Long monologue sur la tendresse

On commence la lecture de La fêlure de Thomas, 33e roman dHugues Corriveau et on est excité, curieux et impatient. Un auteur expérimenté, gagnant de nombreux prix, parle d’un gamin commettant un double meurtre. Il y a clairement quelque chose qui nous attend 

Pourtant rapidement un premier défaut apparaît, mais on pardonne, on a envie de continuer, mais un autre se rajoute, puis un autre, puis encore un autre jusqu’à ce que, rendu au milieu du livre, on se sente embourbé et on se questionne très sérieusement sur les raisons d’affronter l’autre moitié. 

L’histoire est simple: Thomas tue deux voleurs dans un dépanneur après que ceux-ci aient assassiné sa caissière préférée, qui lui laissait faire de petits vols à la tire. Celui-ci court se réfugier dans sa chambre où se mêle au drame le souvenir de son frère décédé. S’en suit une longue description d’un choc post-traumatique auquel s’ajoute la mère opprimante et le policier essayant inversement d’être doux, patient et compréhensif. 

Un bien mince récit

Le problème est que ceci n’est pas un résumé de l’intrigue, mais du livre en entier. Ce qui aurait dû être une prémisse est un roman. Ce qui aurait pu s’étendre sur six mois se passe en une soirée et n’y gagne rien: pas de sentiment d’urgence, pas de tension, pas d’instantanéité, mais par contre une belle stagnation dans la psychologie des personnages qui mène rapidement à l’ennui.

Au bout de 80 pages, Thomas est Thomas, le policier est le policier et la mère est la mère, chacun étant défini dans une sorte de stéréotype simpliste et ennuyant. Ceci aurait encore pu être intéressant, l’auteur cherchant à nous offrir des tableaux expressionnistes plutôt que des labyrinthes mentaux. Le problème est que là encore, on dirait rapidement que c’est toujours le même qui se répète. Même la mère, qui n’a droit à son chapitre propre qu’au milieu du récit, est depuis le début tellement ressassée avec les mêmes thèmes, les mêmes expressions, voire le même champ sémantique, qu’on a l’impression de se faire offrir quelque chose qu’on a déjà lu.

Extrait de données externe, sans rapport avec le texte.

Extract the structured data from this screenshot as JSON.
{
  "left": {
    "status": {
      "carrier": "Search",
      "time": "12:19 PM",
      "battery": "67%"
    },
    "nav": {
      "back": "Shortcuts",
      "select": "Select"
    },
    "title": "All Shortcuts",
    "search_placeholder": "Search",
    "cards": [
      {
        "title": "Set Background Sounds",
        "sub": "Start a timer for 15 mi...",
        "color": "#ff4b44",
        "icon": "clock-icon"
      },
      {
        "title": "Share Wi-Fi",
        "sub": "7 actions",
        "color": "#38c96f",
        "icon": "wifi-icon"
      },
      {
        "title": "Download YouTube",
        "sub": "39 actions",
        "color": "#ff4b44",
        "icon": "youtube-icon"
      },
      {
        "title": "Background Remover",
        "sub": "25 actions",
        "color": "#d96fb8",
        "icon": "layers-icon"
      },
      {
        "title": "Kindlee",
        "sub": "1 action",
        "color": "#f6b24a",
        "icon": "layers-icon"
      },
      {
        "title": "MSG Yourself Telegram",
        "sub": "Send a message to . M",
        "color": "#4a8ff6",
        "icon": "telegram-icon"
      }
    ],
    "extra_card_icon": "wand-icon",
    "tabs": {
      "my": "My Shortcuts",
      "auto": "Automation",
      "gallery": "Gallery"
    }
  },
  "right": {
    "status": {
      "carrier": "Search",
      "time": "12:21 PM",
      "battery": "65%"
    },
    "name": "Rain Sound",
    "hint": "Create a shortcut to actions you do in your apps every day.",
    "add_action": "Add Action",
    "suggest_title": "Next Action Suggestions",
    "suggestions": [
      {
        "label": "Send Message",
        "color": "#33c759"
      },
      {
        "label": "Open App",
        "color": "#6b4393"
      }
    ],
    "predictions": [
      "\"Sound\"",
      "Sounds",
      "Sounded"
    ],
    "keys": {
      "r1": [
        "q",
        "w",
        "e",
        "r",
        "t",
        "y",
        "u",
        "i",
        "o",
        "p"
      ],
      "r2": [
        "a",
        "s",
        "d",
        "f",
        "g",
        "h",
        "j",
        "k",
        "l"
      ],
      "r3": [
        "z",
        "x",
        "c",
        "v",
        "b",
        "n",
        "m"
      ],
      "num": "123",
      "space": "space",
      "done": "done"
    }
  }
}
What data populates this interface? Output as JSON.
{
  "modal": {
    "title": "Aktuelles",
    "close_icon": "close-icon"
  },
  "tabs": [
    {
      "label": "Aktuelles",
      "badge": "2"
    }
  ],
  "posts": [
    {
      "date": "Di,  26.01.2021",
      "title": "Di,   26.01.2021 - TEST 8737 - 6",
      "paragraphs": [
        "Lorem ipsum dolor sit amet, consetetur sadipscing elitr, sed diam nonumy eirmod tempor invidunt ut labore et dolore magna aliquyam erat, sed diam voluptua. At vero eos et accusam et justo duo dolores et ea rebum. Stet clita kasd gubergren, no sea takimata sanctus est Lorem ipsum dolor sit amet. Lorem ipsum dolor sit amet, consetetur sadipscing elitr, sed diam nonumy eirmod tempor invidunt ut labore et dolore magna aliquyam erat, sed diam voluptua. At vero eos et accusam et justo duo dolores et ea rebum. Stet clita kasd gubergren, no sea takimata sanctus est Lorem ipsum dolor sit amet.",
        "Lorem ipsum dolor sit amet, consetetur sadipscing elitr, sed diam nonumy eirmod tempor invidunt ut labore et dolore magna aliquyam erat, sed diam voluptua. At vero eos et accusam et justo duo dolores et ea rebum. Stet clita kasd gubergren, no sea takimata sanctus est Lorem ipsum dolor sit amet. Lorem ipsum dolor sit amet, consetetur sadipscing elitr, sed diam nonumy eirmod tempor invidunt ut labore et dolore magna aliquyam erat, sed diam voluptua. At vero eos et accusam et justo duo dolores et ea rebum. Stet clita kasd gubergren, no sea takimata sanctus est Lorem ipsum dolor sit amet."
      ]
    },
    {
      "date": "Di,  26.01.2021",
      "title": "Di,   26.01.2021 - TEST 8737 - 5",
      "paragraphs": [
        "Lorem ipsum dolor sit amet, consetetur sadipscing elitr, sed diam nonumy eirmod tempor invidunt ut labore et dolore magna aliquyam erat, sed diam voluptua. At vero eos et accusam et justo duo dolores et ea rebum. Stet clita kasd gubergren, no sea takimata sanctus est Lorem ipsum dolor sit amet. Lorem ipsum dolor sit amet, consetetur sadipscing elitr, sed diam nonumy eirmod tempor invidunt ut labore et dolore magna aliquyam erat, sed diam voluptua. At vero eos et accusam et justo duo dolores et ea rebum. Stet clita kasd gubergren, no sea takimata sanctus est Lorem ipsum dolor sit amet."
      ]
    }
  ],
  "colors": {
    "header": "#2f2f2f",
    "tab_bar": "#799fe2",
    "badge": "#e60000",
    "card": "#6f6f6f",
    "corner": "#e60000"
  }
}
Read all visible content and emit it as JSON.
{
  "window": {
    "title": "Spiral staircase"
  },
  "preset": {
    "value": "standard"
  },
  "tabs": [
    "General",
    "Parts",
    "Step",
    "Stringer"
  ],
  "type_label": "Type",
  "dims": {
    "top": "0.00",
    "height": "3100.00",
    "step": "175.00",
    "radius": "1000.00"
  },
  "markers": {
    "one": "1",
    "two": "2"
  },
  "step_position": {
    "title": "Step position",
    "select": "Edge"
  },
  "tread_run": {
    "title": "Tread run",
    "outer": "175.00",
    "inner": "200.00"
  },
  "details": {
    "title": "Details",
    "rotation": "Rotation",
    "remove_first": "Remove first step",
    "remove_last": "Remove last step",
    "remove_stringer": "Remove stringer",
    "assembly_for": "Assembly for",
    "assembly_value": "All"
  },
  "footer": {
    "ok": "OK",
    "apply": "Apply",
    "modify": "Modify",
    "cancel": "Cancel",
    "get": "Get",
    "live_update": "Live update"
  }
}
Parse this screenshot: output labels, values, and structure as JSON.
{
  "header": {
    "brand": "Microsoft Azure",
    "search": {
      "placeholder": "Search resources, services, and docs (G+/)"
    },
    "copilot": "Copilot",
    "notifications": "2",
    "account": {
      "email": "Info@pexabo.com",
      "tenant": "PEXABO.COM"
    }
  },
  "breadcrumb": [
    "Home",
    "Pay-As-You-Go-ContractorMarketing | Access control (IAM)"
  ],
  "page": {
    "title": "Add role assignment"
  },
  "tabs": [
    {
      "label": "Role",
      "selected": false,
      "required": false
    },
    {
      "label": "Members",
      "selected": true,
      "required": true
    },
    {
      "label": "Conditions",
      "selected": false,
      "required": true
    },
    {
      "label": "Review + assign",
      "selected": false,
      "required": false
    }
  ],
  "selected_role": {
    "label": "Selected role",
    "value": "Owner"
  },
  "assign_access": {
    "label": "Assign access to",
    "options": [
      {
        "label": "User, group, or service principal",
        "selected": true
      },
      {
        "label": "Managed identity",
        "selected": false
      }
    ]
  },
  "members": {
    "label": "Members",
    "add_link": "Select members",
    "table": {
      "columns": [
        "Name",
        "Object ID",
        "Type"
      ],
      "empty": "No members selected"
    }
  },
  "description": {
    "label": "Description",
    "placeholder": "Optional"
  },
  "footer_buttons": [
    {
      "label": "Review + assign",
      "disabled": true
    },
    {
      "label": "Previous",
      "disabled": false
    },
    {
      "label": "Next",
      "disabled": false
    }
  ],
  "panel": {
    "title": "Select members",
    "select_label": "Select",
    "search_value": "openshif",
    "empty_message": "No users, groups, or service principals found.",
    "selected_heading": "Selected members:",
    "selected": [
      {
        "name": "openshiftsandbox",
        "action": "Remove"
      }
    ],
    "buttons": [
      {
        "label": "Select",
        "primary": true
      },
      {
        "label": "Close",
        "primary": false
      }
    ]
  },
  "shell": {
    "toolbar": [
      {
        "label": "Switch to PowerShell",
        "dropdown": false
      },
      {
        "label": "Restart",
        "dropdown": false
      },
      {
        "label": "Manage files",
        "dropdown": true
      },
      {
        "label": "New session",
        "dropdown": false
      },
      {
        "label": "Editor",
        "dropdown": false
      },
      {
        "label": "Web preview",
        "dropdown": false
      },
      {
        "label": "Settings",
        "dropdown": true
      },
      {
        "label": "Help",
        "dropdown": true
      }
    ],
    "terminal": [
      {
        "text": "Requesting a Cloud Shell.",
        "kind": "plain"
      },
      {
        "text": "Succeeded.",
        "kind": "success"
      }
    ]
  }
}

Au final, l’auteur se répète tellement, sur tous les aspects, que plus on progresse et plus la lecture devient lourde, les mêmes thèmes, expressions, événements revenant sans cesse. 

Style riche et fleuri

Pour camoufler ces faiblesses, l’auteur semble tout miser sur sa plume. Est-ce qu’Hugues Corriveau écrit bien? La réponse est sans hésitation oui, mais il n’écrit pas assez bien pour sauver le livre. Le style est très fleuri et riche, ce qui mène parfois à quelques perles comme « je suis le rien du tout du rien » ou « grasse et laide, vieille couveuse avachie, sempiternelle litanie du soir avec des chapelets plein la mémoire », mais elles se retrouvent au final diluées dans des dizaines de phrases du même genre, mais moins efficace. Cela donne un peu l’impression que l’écrivain croit que nous gaver de dessert constitue un repas.  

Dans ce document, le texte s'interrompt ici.